Texas universities broadening bandwidth up to tenfold for students, researchers thanks to innovative network

texas-bandwidth-networkAt a recent town hall meeting, University of Houston students spoke out about their needs on the increasingly residential campus.

“They said, ‘We don’t care if our rooms are painted, just make sure our internet is set up,'” said Dennis Fouty, associate vice chancellor for information technology. “Students on campus today have never known a world without the internet.”

While most U.S. schools are working to expand their web-based course offerings through MOOCs and other programs, Texas universities are widening bandwidth on campus for students and faculty, who increasingly use the internet for just about everything – from doing research and homework, to streaming movies and socializing.

Many have joined together to build thousands of miles of fiber optic cable across the state. In Houston, a group of schools that includes UH and Rice is expanding its shared bandwidth – mostly used for research – tenfold.

“Everybody’s tapping the heck out of their smart phones these days and the amount of traffic in and out of Texas is frankly astronomical,” said Mike Phillips, director of a consortium of Texas colleges and other public organizations known as the Lone­star Education and Research Network that built the state’s fiber optic superhighway. “The demand for bandwidth is like water hitting the desert – you can’t quench the thirst.”
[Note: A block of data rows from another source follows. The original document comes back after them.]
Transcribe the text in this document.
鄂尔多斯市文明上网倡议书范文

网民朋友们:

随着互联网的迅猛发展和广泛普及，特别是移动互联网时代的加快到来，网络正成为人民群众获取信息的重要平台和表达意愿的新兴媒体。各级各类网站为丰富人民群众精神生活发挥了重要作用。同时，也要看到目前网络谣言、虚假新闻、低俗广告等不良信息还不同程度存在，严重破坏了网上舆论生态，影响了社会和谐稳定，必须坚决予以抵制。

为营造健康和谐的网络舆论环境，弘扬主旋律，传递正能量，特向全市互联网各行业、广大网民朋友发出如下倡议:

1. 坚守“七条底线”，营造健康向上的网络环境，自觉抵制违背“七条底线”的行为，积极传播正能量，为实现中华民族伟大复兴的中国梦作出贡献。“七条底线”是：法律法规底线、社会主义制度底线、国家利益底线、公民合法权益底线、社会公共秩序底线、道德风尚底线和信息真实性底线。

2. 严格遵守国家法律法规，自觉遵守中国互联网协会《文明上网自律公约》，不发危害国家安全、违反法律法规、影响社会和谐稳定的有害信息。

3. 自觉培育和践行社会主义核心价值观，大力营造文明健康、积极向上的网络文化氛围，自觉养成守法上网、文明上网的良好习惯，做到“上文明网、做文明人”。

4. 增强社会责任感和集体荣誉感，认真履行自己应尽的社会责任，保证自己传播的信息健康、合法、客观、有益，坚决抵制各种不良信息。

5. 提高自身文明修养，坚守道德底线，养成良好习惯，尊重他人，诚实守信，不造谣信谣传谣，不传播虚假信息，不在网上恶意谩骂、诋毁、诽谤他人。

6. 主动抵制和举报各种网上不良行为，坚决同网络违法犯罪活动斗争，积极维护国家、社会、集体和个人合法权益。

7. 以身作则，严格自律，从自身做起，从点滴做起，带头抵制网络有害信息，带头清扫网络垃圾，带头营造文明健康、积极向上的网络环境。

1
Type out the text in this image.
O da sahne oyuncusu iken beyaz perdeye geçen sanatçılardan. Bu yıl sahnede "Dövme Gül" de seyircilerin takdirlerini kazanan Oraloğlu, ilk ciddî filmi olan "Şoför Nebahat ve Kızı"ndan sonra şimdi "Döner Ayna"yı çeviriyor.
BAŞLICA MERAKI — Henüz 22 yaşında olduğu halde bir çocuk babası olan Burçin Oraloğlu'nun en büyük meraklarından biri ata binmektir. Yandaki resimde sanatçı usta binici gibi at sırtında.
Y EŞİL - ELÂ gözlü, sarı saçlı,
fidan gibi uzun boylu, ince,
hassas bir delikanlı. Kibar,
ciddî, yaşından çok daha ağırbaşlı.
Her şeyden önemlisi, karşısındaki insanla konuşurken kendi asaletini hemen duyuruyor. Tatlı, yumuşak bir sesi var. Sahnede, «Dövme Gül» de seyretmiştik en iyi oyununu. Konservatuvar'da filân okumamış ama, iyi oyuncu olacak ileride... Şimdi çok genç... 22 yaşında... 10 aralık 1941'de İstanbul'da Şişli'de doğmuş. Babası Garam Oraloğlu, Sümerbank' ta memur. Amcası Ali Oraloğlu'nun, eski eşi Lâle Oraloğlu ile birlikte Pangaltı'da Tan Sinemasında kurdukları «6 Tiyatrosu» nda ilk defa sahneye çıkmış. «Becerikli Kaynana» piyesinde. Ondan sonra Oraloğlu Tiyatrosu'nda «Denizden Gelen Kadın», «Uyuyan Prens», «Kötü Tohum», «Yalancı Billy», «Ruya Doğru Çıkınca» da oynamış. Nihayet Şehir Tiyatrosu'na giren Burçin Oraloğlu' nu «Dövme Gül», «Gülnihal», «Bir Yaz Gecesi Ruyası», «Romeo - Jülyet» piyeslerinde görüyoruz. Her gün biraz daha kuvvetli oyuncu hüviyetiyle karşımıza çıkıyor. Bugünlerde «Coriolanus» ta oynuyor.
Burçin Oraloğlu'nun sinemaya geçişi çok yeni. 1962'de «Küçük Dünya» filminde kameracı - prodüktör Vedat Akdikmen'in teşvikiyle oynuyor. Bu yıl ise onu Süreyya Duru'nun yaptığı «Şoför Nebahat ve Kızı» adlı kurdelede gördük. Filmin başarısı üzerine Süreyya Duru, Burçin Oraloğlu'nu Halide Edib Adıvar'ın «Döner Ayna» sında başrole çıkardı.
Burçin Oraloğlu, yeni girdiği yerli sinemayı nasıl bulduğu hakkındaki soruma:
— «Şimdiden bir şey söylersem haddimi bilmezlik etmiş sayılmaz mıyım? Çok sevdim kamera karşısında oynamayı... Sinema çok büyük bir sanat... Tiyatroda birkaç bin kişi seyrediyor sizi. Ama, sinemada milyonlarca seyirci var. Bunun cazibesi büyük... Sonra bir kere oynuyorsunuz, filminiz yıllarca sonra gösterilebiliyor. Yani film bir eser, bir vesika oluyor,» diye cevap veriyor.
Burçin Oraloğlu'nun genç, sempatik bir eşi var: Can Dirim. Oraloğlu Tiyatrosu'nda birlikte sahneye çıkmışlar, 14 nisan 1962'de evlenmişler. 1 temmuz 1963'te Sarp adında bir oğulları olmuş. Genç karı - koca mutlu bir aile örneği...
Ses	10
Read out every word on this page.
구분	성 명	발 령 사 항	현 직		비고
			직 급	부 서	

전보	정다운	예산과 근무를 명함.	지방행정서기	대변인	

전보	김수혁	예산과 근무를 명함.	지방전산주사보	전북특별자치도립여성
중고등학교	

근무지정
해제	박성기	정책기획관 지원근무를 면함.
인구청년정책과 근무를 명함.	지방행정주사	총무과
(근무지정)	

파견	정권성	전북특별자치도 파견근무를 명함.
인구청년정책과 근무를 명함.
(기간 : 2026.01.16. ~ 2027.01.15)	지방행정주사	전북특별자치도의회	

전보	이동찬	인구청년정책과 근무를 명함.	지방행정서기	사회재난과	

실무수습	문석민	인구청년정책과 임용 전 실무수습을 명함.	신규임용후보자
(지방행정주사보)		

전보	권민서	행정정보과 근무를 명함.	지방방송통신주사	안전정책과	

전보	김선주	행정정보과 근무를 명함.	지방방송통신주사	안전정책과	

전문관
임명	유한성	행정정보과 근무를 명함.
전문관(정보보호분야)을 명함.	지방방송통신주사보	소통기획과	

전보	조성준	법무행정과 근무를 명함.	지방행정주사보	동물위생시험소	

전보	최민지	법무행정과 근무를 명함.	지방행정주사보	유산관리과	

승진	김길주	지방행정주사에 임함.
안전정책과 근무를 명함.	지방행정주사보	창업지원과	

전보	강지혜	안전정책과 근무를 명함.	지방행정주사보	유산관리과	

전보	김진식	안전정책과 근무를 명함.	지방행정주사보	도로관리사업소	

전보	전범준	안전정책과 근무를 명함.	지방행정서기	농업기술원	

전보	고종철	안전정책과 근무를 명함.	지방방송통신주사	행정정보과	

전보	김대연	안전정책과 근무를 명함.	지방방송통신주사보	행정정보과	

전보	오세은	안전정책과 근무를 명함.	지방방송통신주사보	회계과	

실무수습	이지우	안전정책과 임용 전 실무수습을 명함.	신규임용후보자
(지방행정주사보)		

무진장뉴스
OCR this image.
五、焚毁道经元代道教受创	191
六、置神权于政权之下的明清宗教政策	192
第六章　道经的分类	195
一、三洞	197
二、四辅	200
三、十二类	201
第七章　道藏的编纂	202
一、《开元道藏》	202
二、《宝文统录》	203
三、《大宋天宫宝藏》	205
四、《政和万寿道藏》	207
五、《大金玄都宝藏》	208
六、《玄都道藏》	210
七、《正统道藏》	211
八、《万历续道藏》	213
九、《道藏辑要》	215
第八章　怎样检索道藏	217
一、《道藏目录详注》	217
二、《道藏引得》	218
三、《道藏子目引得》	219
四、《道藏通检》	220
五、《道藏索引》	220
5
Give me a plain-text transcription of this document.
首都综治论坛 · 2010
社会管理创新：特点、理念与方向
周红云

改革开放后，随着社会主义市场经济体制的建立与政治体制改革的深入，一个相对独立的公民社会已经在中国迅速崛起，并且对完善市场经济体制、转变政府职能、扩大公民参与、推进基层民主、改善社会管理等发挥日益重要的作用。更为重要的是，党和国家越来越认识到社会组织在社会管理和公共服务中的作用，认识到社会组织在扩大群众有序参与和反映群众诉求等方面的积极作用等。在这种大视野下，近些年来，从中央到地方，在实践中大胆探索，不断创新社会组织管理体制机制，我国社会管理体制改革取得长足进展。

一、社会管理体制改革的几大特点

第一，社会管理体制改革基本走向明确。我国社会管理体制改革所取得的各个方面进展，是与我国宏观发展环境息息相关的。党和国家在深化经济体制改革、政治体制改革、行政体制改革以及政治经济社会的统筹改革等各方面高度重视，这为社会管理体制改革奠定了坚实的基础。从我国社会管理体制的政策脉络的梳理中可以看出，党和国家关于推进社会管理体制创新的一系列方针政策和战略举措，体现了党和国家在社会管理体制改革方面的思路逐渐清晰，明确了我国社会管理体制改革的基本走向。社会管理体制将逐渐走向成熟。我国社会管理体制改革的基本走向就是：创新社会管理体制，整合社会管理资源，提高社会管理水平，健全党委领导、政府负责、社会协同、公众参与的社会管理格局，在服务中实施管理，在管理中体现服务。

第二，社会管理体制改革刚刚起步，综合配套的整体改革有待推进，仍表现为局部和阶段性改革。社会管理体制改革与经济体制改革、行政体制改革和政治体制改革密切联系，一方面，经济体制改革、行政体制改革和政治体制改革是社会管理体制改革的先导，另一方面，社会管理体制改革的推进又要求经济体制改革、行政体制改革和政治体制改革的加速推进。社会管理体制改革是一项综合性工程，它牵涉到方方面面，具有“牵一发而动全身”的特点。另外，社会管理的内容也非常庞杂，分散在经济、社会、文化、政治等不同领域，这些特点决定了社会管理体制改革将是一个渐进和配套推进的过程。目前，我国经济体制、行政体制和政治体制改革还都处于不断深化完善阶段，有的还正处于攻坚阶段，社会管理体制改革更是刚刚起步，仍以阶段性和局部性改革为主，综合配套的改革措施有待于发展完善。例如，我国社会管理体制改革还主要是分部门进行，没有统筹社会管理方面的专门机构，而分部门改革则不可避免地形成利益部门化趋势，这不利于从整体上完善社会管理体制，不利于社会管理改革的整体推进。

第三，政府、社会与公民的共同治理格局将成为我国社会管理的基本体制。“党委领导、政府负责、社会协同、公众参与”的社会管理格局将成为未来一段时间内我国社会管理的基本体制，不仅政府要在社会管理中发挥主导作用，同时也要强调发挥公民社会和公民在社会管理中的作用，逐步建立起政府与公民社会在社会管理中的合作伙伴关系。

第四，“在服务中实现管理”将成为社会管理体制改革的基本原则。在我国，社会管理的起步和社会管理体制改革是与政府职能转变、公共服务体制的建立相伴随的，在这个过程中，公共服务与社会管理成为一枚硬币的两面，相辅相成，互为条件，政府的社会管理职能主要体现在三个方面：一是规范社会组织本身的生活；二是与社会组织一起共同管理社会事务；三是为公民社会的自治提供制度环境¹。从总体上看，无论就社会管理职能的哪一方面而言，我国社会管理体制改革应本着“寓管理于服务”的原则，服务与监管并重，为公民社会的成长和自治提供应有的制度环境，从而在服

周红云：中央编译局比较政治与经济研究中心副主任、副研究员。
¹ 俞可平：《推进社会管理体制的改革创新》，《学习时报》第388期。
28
Most universities connect to two types of internet service: There’s the commodity internet – what most people use to access social media, send emails, shop, stream videos and more; then there’s a separate, much faster research-focused network.

Research gets its own stream because massive data sets, many shared among other universities, consume massive amounts of bandwidth. Some research projects communicate at the terabyte level. By comparison, the average email is less than a megabyte – one millionth the size of a terabyte – and high-definition video on Netflix streams at about five megabytes a second.

Providing internet access for thousands of students and faculty can be costly. UH, for instance, pays $250,000 a year for traffic on its commodity stream.